Figure 2

Graphical model representation of the LDA model (left) and the variational distribution used to approximate the posterior in LDA (right) [22]. LDA defines a distribution on a collection of documents in much the same manner that a profile hidden Markov model yields a distribution on a set of (biological) sequences [31]. The corpus depicted contains M documents and each is a sequence of N words. Open circles are parameters (α, β, γ, φ) or latent variables (θ, z). The shaded circle is the observed word variable (w) and boxes (plates) represent replicates. The Dirichlet parameter, α, and topic-word matrix, β, are corpus-level parameters sampled once in the process of generating a corpus. The topic proportions, θ, is a document-level variable sampled from αonce per document.

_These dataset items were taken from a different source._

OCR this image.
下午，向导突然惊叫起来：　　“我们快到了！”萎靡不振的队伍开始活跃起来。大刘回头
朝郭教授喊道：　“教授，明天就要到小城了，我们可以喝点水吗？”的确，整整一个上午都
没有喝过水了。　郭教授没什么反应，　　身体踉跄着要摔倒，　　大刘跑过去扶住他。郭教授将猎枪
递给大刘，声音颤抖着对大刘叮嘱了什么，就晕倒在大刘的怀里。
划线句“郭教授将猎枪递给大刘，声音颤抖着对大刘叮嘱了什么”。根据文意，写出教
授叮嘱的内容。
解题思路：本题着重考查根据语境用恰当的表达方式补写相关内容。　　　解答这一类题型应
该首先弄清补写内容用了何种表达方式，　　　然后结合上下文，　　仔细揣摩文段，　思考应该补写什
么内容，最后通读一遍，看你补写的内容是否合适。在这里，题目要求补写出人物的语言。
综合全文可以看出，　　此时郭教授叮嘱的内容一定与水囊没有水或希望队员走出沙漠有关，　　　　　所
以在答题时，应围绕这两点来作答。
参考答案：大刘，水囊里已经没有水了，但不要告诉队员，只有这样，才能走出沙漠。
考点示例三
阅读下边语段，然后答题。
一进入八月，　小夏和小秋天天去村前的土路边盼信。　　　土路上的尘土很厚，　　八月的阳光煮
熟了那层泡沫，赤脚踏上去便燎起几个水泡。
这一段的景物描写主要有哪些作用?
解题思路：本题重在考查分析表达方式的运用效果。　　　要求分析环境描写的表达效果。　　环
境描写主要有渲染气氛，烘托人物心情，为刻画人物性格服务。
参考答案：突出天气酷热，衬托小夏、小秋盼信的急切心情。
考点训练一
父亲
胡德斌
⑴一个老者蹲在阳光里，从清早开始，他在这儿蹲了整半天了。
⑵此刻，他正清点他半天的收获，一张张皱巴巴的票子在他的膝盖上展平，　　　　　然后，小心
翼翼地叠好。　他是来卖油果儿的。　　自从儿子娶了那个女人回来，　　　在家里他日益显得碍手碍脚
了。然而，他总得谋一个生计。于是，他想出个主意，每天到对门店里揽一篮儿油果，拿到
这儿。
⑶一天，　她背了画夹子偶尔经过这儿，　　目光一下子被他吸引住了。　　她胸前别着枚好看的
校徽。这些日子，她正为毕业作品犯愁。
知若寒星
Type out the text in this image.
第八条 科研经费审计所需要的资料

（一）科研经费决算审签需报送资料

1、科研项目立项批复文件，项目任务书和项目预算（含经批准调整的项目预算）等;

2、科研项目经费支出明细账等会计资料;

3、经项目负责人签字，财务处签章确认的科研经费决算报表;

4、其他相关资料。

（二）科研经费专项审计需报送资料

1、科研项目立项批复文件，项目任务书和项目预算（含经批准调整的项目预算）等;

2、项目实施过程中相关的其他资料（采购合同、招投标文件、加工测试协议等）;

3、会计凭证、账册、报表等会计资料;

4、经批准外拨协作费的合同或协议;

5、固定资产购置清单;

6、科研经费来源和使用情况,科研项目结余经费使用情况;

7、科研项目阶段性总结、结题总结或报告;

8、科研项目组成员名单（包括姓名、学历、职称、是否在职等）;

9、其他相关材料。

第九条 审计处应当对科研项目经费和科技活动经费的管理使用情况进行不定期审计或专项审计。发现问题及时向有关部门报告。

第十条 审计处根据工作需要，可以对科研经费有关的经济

The topic, z, is a word-level variable sampled from θ once for each word in a document. Formally, a K-topic LDA specifies a two-level probabilistic process that generates a document as follows, (i) a K-dimensional vector, θ, is chosen from the distribution p(θ|α), and (ii) words are sampled repeatedly from the document-specific mixture distribution, p(w|θ). Exact inference and parameter estimation involve calculating the posterior distribution on a document p(θ, z|w, α, β). This is intractable because the latent variables are coupled via the edge between θ and z. The posterior can be approximated by computing the variational Dirichlet parameter γ and the variational multinomial parameter φ for each word in the document. The subscripts m, n, and k on a parameter (β, γ, φ) or variable (θ, z, w) donate the m th document, nth word and kth topic respectively. Note that the Dirichlet variable α is a distinct component of the probability model and not merely an expression of uncertainty about a parameter. This differs from profile hidden Markov models where a mixture of Dirichlet distributions is used as a prior for amino acid/nucleotide probability distributions.